Linke kritisiert Beschluss für neue Eisshalle
29.06.2011 | 18:25 Uhr 2011-06-29T18:25:00+0200Die Links-Fraktion im Rat der Stadt Moers kritisiert die Entscheidung des Enni-Verwaltungsrates zum Bau einer neuen Eissporthalle.
Dies sei angesichts der desolaten Haushaltslage falsch und ausschließlich dem Wahlversprechen der FDP geschuldet, so die Fraktionsvorsitzende Gabriele Kaenders: Sie hatte im Verwaltungsrat gegen den Neubau votiert.

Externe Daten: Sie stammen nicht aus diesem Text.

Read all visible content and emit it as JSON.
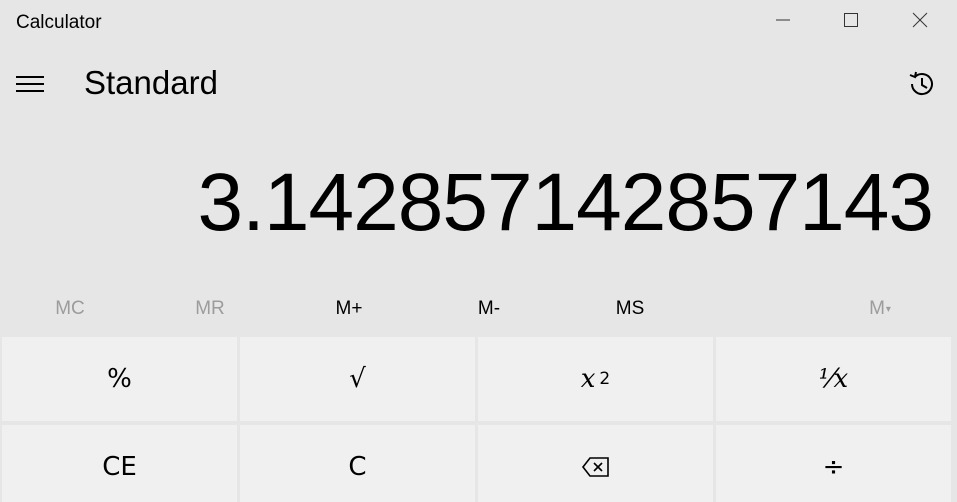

Bei dem wesentlich attraktiveren Angebot in den umliegenden Eishallen werden sich die Besucherzahlen nicht wesentlich verbessern, so dass jede Eintrittskarte in die Moerser Eishalle mit fast 15 Euro bezuschusst werden muss, schreibt Gabriele Kaenders in einer Pressemitteilung. Sie fürchtet, dass die Nachfrage sinken und der Zuschussbedarf steigen wird.
Auch den Umbau des Bettenkamper Meeres bezeichnet die Linke wegen der „halbherzigen Herstellung einer angeblichen Barrierefreiheit“ als inakzeptabel. So werde kein barrierefreier Zugang zum Wasser errichtet.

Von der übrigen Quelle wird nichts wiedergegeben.